Twenty-three years after Lucy left, her house was found in a tree-covered mountain range in a country two borders away from the one she was born in. The air inside her house was cold enough to keep it to the ground without cement. Nobody heard from her since. The children spread rumors amongst one another, each wilder than the one before it. She became a witch who knew the secrets of the mushrooms and the soil. She fell in love with a fairy prince and ran away with him. She cast aside her flesh and bones to meld her soul with the mountains. The rumors didn’t stop when Lucy’s parents held her funeral, who knew that she wouldn’t come back. After they buried the empty casket, they watched their daughter become a ghost haunting the town.

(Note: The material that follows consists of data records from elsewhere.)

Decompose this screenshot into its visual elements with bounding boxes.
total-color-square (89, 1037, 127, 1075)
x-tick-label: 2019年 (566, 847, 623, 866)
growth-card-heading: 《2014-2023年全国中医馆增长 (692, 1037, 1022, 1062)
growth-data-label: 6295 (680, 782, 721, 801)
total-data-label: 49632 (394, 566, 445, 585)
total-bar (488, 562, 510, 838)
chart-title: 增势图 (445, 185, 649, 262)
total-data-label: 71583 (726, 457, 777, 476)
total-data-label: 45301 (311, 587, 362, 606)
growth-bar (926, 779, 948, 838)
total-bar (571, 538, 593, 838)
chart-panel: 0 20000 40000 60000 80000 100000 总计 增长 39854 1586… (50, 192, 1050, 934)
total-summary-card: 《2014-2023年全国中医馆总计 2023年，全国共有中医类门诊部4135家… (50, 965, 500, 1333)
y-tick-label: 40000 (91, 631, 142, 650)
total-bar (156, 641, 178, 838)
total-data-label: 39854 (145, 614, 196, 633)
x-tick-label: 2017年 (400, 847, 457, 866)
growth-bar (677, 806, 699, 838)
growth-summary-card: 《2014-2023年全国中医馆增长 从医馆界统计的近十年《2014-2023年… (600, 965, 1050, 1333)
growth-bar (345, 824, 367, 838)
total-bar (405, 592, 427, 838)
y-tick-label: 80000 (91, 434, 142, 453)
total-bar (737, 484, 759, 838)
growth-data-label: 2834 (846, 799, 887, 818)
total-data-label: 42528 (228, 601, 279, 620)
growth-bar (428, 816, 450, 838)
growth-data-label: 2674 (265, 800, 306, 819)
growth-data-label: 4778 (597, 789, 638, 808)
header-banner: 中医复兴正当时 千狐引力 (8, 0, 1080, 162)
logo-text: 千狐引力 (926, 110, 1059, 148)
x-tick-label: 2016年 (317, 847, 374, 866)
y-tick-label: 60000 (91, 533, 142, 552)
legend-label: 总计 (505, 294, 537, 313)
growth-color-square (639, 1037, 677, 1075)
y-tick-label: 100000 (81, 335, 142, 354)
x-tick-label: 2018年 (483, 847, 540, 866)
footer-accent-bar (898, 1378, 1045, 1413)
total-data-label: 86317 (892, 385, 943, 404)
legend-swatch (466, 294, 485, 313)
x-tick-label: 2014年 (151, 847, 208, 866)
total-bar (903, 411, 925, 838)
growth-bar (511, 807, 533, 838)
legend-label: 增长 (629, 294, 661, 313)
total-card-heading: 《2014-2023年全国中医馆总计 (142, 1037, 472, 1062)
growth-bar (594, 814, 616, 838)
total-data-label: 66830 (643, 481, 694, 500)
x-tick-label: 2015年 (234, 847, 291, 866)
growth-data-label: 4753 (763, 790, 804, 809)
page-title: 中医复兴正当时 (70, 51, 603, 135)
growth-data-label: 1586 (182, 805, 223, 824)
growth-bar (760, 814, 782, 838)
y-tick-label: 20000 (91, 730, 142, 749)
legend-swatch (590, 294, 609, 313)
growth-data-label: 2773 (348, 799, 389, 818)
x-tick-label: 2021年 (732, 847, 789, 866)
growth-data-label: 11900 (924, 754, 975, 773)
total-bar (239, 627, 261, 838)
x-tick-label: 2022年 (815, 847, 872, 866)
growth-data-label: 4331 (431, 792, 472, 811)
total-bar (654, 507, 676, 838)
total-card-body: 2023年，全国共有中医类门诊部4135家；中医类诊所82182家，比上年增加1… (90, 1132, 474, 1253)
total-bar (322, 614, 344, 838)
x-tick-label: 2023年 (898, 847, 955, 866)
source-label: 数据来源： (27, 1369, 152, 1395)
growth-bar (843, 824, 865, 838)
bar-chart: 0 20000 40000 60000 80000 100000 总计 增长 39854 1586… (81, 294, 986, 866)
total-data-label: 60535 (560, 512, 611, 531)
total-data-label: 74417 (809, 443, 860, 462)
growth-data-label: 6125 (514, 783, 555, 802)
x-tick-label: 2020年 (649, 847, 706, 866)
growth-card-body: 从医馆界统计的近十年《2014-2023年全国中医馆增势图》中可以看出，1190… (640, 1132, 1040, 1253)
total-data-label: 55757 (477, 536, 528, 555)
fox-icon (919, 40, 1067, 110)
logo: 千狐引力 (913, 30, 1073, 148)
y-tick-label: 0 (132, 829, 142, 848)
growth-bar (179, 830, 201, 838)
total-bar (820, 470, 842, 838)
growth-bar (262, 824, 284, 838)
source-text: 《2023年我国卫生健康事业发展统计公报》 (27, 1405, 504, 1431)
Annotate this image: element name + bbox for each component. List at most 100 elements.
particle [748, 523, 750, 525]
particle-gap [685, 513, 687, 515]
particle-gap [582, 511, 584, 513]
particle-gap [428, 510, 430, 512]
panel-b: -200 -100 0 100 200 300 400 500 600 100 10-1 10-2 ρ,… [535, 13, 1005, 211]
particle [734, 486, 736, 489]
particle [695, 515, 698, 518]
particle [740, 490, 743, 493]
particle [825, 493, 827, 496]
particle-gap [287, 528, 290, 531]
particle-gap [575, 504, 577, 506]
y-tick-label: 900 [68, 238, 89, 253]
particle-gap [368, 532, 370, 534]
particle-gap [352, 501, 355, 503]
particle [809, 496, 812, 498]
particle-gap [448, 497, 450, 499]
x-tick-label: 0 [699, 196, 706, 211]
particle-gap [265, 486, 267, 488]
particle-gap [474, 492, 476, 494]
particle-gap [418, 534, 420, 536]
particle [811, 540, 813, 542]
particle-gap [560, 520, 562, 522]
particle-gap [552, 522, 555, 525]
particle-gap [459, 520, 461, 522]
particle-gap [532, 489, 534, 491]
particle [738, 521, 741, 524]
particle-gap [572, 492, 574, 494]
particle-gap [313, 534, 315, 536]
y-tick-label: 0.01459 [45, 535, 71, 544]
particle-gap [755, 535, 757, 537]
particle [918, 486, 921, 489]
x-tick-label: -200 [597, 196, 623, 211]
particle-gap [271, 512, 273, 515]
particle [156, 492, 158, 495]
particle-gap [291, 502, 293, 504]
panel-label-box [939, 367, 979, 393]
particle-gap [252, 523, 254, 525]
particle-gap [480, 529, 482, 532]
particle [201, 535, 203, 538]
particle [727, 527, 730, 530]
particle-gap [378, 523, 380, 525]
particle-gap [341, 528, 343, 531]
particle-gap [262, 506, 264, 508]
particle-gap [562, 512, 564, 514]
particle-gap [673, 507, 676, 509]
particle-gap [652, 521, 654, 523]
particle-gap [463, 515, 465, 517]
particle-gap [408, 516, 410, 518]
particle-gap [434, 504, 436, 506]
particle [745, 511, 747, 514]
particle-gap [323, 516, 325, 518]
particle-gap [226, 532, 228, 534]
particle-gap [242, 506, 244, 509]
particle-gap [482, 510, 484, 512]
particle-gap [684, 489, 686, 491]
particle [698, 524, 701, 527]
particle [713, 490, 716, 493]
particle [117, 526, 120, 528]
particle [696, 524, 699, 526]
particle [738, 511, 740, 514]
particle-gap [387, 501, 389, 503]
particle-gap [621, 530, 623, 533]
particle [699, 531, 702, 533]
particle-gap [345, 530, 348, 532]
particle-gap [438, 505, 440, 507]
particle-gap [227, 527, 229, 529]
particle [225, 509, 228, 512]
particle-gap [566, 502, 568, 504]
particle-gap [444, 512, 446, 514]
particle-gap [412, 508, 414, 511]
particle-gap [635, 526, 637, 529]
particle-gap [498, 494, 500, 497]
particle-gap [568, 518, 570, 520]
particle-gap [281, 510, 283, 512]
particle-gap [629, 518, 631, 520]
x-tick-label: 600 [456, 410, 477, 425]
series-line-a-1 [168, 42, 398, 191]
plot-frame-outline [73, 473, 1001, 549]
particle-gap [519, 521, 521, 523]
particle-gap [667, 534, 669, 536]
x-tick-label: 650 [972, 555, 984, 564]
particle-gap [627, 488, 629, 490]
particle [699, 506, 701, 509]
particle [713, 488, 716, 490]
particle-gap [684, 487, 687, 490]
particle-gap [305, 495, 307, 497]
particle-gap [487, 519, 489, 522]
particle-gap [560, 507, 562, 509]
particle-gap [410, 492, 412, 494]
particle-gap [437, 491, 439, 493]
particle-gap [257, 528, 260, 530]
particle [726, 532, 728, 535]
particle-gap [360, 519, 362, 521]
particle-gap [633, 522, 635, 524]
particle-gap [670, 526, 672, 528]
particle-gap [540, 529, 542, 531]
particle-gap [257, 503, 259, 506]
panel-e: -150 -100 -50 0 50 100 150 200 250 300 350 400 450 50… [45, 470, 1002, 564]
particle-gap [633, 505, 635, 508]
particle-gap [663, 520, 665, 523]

Parents hid their children from her, prayed that she’d leave them alone at night. But spirits couldn’t be stopped by mere mortals. Each time the wind blew, houses dotted the sky like carnival balloons.

***

With the rare exception of those like Lucy Bullock, whose heart and dreams were too large for anything but the entirety of the world, sometime during their lives, the children come back. After years of wandering the world, their houses guide them back home in their sleep. When they wake up and recognize the streets around them, they cry. They understand that although the world is big, a home is hard to find. They crave for an anchor after drifting lost at sea. Their longing becomes so deep that their houses cannot ignore them. When they wake up, the first thing they do is go to the furniture store and stuff their house with dressers and tables they don’t need. Their parents think they are dreaming when they see their children. In a way, they are. The children spend the next few months, sometimes years, watching movies with their parents and eating their mother’s blueberry pancakes. But eventually the spirit of Lucy seizes them again, and they take flight.

***

From the ash-gray look in their eyes, you can tell which men and women have lost their children to the sky. They search the clouds every morning, hoping to see a familiar house. With each passing year, they wonder if their children are Lucy Bullocks, never looking back and destined to disappear into darkness. They look out the window and try to imagine what their children are seeing worlds away from them. They try to send their warmth across the seas. But most all, they wait so that their children can find the home that they remember.